Each device would always end up with the same IP… until I change any or all of them at the same time from one place.
What if you need to deploy a switch to a different network segment on which the statically assigned DHCP lease is invalid? Now you have an unreachable switch that may or may not be configured to handle the correct VLANs for that network segment.
If you move the device to a different subnet, you’re talking to a different DHCP server. Worst-case scenario: the switch would get a dynamic DHCP lease from the new server (which you could then make static and assign the desired address), and the switch’s web interface would be reachable immediately. Better still, you can copy the static DHCP definition from the old server to the new and adjust the IP, and the device would get the desired address upon initial power-up. This is how it works with any DHCP-capable device that I use (i.e., all of them except SwOS).
Unless you have a VERY large subnet allocated for management IPs, AND you setup a standard configuration on EVERY switch (i.e. port 1 is always trunk port, trunk port set to carry management VLAN, etc.), what you’re talking about is impractical.

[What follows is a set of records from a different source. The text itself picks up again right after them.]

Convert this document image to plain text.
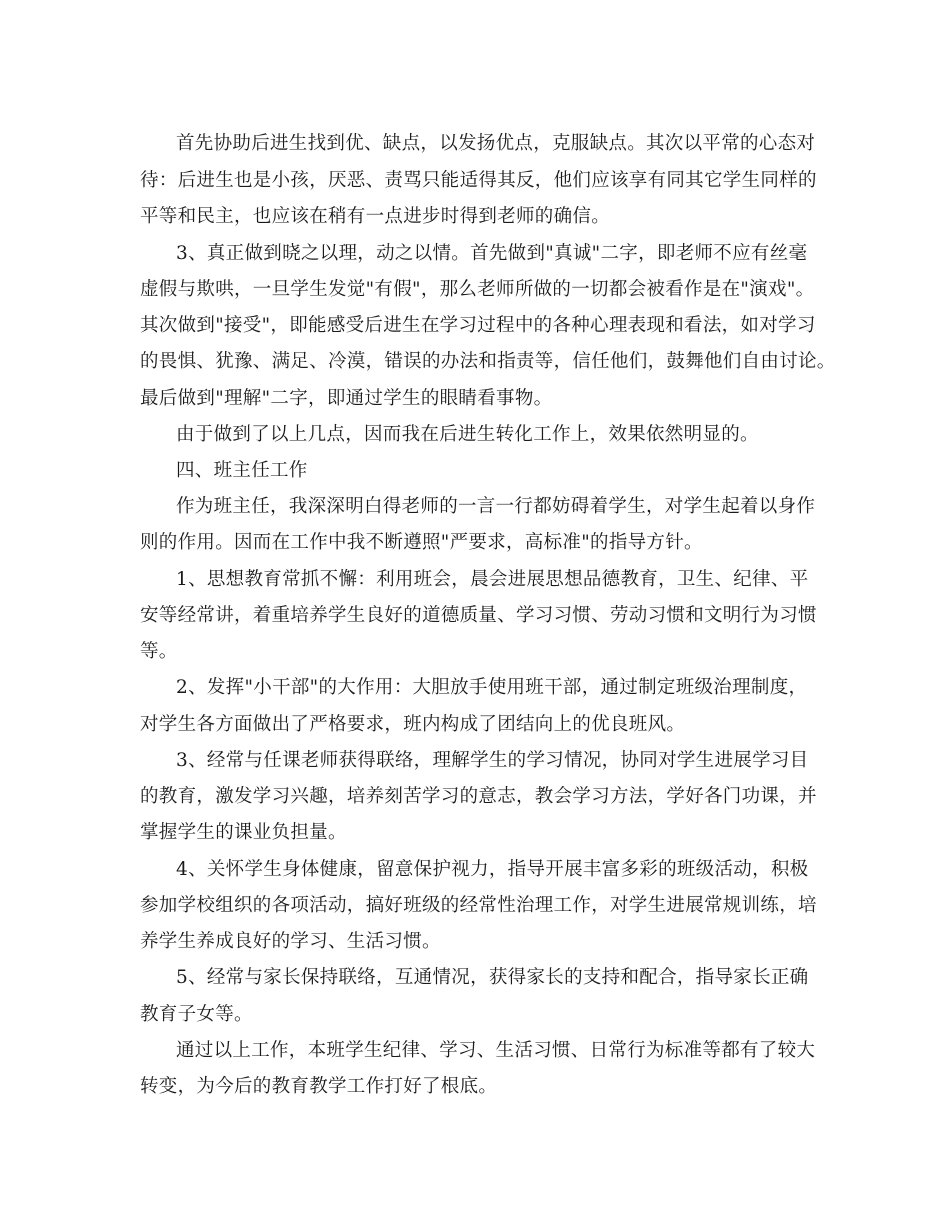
首先协助后进生找到优、缺点，以发扬优点，克服缺点。其次以平常的心态对
待：后进生也是小孩，厌恶、责骂只能适得其反，他们应该享有同其它学生同样的
平等和民主，也应该在稍有一点进步时得到老师的确信。
3、真正做到晓之以理，动之以情。首先做到"真诚"二字，即老师不应有丝毫
虚假与欺哄，一旦学生发觉"有假"，那么老师所做的一切都会被看作是在"演戏"。
其次做到"接受"，即能感受后进生在学习过程中的各种心理表现和看法，如对学习
的畏惧、犹豫、满足、冷漠，错误的办法和指责等，信任他们，鼓舞他们自由讨论。
最后做到"理解"二字，即通过学生的眼睛看事物。
由于做到了以上几点，因而我在后进生转化工作上，效果依然明显的。
四、班主任工作
作为班主任，我深深明白得老师的一言一行都妨碍着学生，对学生起着以身作
则的作用。因而在工作中我不断遵照"严要求，高标准"的指导方针。
1、思想教育常抓不懈：利用班会，晨会进展思想品德教育，卫生、纪律、平
安等经常讲，着重培养学生良好的道德质量、学习习惯、劳动习惯和文明行为习惯
等。
2、发挥"小干部"的大作用：大胆放手使用班干部，通过制定班级治理制度，
对学生各方面做出了严格要求，班内构成了团结向上的优良班风。
3、经常与任课老师获得联络，理解学生的学习情况，协同对学生进展学习目
的教育，激发学习兴趣，培养刻苦学习的意志，教会学习方法，学好各门功课，并
掌握学生的课业负担量。
4、关怀学生身体健康，留意保护视力，指导开展丰富多彩的班级活动，积极
参加学校组织的各项活动，搞好班级的经常性治理工作，对学生进展常规训练，培
养学生养成良好的学习、生活习惯。
5、经常与家长保持联络，互通情况，获得家长的支持和配合，指导家长正确
教育子女等。
通过以上工作，本班学生纪律、学习、生活习惯、日常行为标准等都有了较大
转变，为今后的教育教学工作打好了根底。
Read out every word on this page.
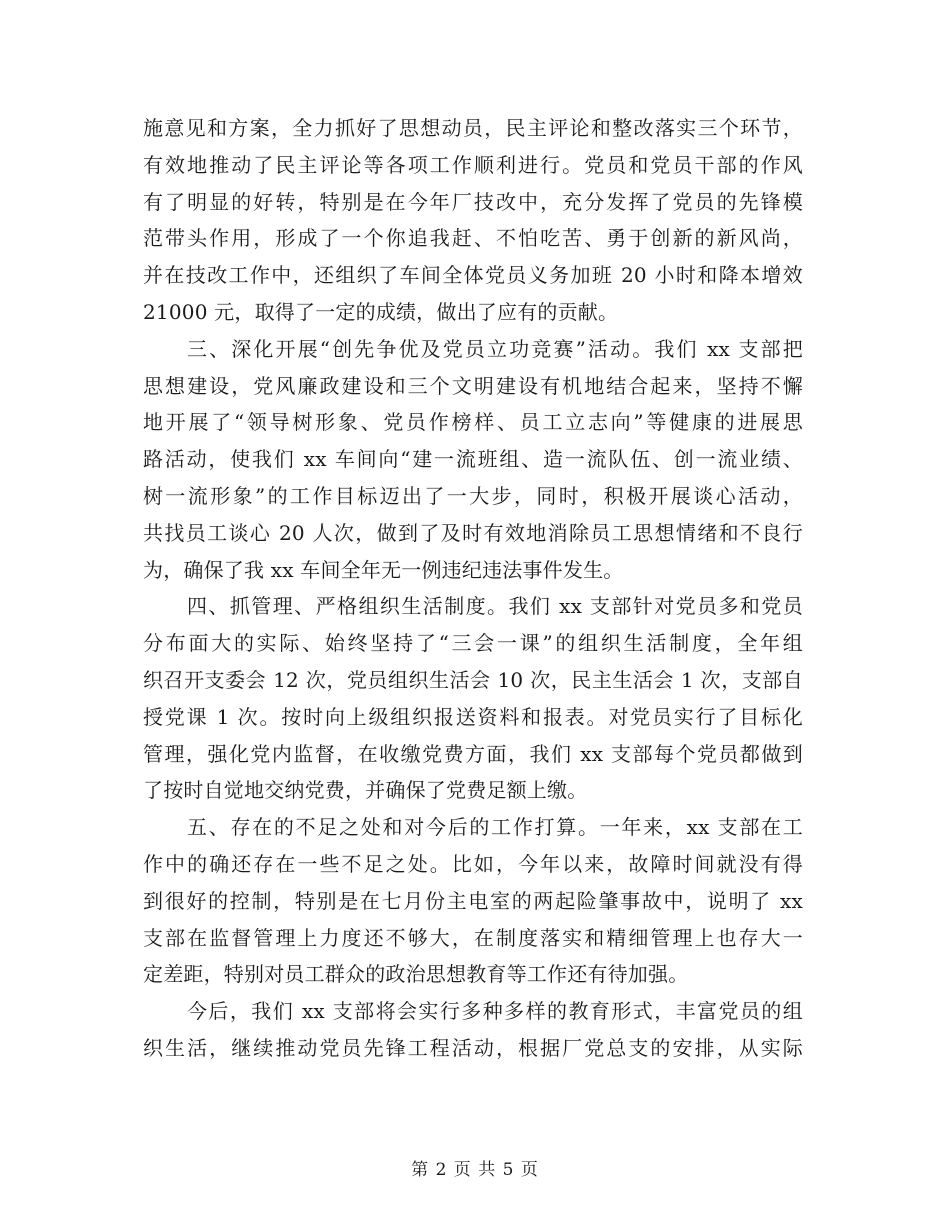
施意见和方案，全力抓好了思想动员，民主评论和整改落实三个环节，
有效地推动了民主评论等各项工作顺利进行。党员和党员干部的作风
有了明显的好转，特别是在今年厂技改中，充分发挥了党员的先锋模
范带头作用，形成了一个你追我赶、不怕吃苦、勇于创新的新风尚，
并在技改工作中，还组织了车间全体党员义务加班 20 小时和降本增效
21000 元，取得了一定的成绩，做出了应有的贡献。
三、深化开展“创先争优及党员立功竞赛”活动。我们 xx 支部把
思想建设，党风廉政建设和三个文明建设有机地结合起来，坚持不懈
地开展了“领导树形象、党员作榜样、员工立志向”等健康的进展思
路活动，使我们 xx 车间向“建一流班组、造一流队伍、创一流业绩、
树一流形象”的工作目标迈出了一大步，同时，积极开展谈心活动，
共找员工谈心 20 人次，做到了及时有效地消除员工思想情绪和不良行
为，确保了我 xx 车间全年无一例违纪违法事件发生。
四、抓管理、严格组织生活制度。我们 xx 支部针对党员多和党员
分布面大的实际、始终坚持了“三会一课”的组织生活制度，全年组
织召开支委会 12 次，党员组织生活会 10 次，民主生活会 1 次，支部自
授党课 1 次。按时向上级组织报送资料和报表。对党员实行了目标化
管理，强化党内监督，在收缴党费方面，我们 xx 支部每个党员都做到
了按时自觉地交纳党费，并确保了党费足额上缴。
五、存在的不足之处和对今后的工作打算。一年来，xx 支部在工
作中的确还存在一些不足之处。比如，今年以来，故障时间就没有得
到很好的控制，特别是在七月份主电室的两起险肇事故中，说明了 xx
支部在监督管理上力度还不够大，在制度落实和精细管理上也存大一
定差距，特别对员工群众的政治思想教育等工作还有待加强。
今后，我们 xx 支部将会实行多种多样的教育形式，丰富党员的组
织生活，继续推动党员先锋工程活动，根据厂党总支的安排，从实际
第 2 页 共 5 页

Impractical? I do this now. SwOS is the only network device to which I have to assign an address manually before taking it into the field–in fact, at the moment it’s the only device of any type. Routers, switches, APs, IP cameras… everything else, I can grab a handful off the shelf and hit the road, and it doesn’t matter which one I connect where: it becomes reachable on the network, and I can configure it from there.
I’m not saying I don’t still have to configure switches differently for different locations; this is only about accessibility of the web interface. Just making the device reachable at its destination without special handling would save time. If SwOS had something analogous to MAC Winbox, it wouldn’t be so bad: you could still log on and configure it, even if its IP doesn’t match the network. But as it stands, if you don’t already know its subnet, the only ways to get onto a SwOS device are 1) a very lucky guess or 2) clearing its configuration and starting over. And when deploying more than one device (e.g., replacing a dozen RB750UPs with RB260GUPs), they aren’t interchangeable: you have to keep track of which one has the right address for which network.
Not only that, but you’re going to have to manually configure every one of those switches to set up your standard config, so where are you really saving time?
In this case, the only “standard config” I need would be to enable DHCP–which, I would argue, should be the factory default for networking equipment anyway. Like I said, this is mainly about making the SwOS web interface accessible on even a simple network without special handling.